9.3: Mode

The mode is the most frequent value that occurs in a variable. R has a function called mode() but if you look at the help page you will see that it doesn’t actually copute the mode. In fact, R doesn’t have a built-in function to compute the mode, so we need to create one. Let start with some toy data:

mode_test = c('a', 'b', 'b', 'c', 'c', 'c')
mode_test
## [1] "a" "b" "b" "c" "c" "c"

We can see by eye that the mode is “a” since it occurs more often than the others. To find it computationally, let’s first get the unique values

To do this, we first create a table with the counts for each value, using the table() function:

mode_table <- table(mode_test)
mode_table
## mode_test
## a b c
## 1 2 3

Now we need to find the maximum value. We do this by comparing each value to the maximum of the table; this will work even if there are multiple values with the same frequency (i.e. a tie for the mode).

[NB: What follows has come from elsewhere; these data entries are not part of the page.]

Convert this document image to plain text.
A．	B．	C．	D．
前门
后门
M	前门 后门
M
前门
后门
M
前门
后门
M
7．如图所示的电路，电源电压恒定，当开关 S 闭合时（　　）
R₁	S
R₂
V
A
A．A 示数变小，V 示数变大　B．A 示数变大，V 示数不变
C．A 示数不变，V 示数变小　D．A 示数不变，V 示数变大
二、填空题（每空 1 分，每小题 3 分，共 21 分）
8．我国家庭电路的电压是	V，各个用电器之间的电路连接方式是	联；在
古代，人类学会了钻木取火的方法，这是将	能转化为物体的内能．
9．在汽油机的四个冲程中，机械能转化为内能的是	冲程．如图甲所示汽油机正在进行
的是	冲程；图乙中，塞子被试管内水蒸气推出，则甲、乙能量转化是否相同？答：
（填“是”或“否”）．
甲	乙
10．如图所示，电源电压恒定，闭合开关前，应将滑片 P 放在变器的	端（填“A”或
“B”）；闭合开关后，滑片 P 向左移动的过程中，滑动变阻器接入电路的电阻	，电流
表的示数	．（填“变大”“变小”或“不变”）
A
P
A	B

table_max <- mode_table[mode_table == max(mode_table)]
table_max
## c
## 3

This variable is a special kind of value called a named vector, and its name contains the value that we need to identify the mode. We can pull it out using the names() function:

my_mode <- names(table_max)[1]
my_mode
## [1] "c"

Let’s wrap this up into our own custom function:

getmode <- function(v, print_table=FALSE) {
mode_table <- table(v)
if (print_table){
print(kable(mode_table))
}
table_max <- mode_table[mode_table == max(mode_table)]
return(names(table_max))
}

We can then apply this to real data. Let’s apply this to the MaritalStatus variable in the NHANES dataset:

getmode(NHANES\$MaritalStatus)
## [1] "Married"